5. The learned Counsel for the appellant invited our attention to a decision of the Allahabad High Court in the case of Emperor v. Sheikh Ajmeri I.L.R (1933) All. 241. In that case, the Municipal area consisted of two detached territories, and according to the Municipalities Act, octroi was payable in respect of goods and animals introduced within the octroi limits or brought within the Municipal limits. A question arose whether the animals brought from one detached area of the Municipal limits into the other Municipal area were subject to the payment of the octroi. The learned Judges held that in their opinion the significance of the words 'introducing' and 'brought in' was that they must be imported from outside the Municipal limits altogether, and that they were not meant to cover a case of transit where the goods were transferred from one part of the Municipality to another part within its limits. The learned Judges were not there interpreting the word 'import' as we have to in the present case and were, no doubt, influenced very largely by the fact that the Municipal limits in that case also included a detached area of Jharnanala separated by a distance of three miles from the old Municipal limits of Agra. In that case, it was physically impossible for a person within one part of the Municipal area to go into the other part of the Municipal area without going outside that area for a distance of three miles. The practical difficulties in the way of adopting any other construction were so great that the learned Judges thought that the words 'introducing' and 'brought in' were not intended to cover a case of transit from one part of the Municipality to another part within its limits. Even so, the learned Judges realized that the interpretation they were putting on those words was bound to create practical difficulties. At page 246 they observe:
The Municipal Board would not know wherefrom the animals were being imported and they are entitled to demand octroi duty as soon as they enter the municipal limits of Jharnanala. But if the accused were to establish that these animals were within the municipal limits of Agra and the identical animals have been brought from there into the limits of Jharnanala, then no octroi duty would be leviable, because in our opinion this would not be a case of importing goods or animals from outside the municipal limits.

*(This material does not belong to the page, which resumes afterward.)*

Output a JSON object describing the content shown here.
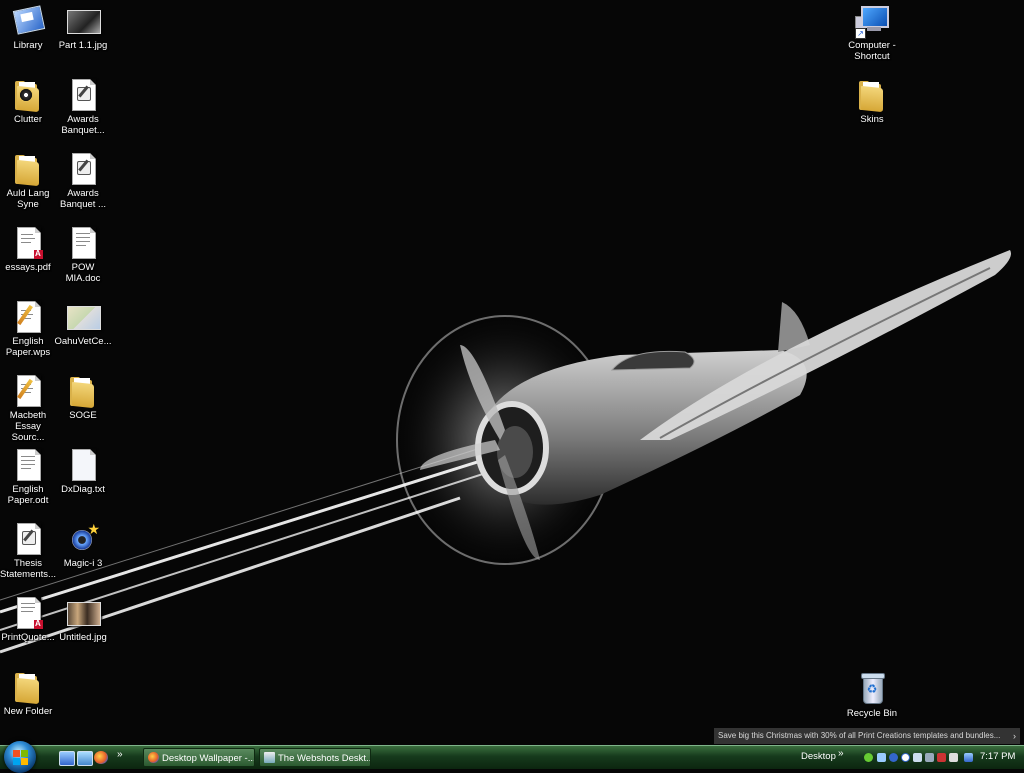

6. It is not clear how such an inquiry was to be made at the time when the goods crossed into the limits of Jharnanala. The word 'import' has been construed by the same Court in Hardwarimal Harnathdas v. Municipal Board, Dehra Dun  All. 4 as meaning 'bringing into' and not necessarily containing any element of pause or repose. In the case before us the practical difficulties in the way of adopting the view we take are not so great as in the case before the Allahabad Court. It is not physically impossible for the plaintiff to take the goods from the place of manufacture to the place of business without going outside the Municipal area. As we have said, the case such as that of the plaintiff must be a rare exception, and, the hardship can easily be met by a rule granting exemption or a refund. As we have pointed out, there are far greater difficulties in the way of adopting the construction which the learned Counsel for the appellant has asked us to adopt; but even these difficulties in the way of the practical working of the rule on that interpretation would not have deterred us in accepting that interpretation if we were satisfied that that interpretation is the only reasonable one to be put on the word 'import.' We are of opinion that the word 'import' in Rule 380 of the Ahmedabad Municipal Code must be given its ordinary meaning, and that is 'to bring something within the Municipal limits from a place without its boundaries,' irrespective of the consideration as to whether the goods were manufactured within the Municipal limits, how long they were outside those limits and for what purpose.
7. In our opinion, the view taken by the learned Assistant Judge is correct. The appeal must, therefore, be dismissed with costs.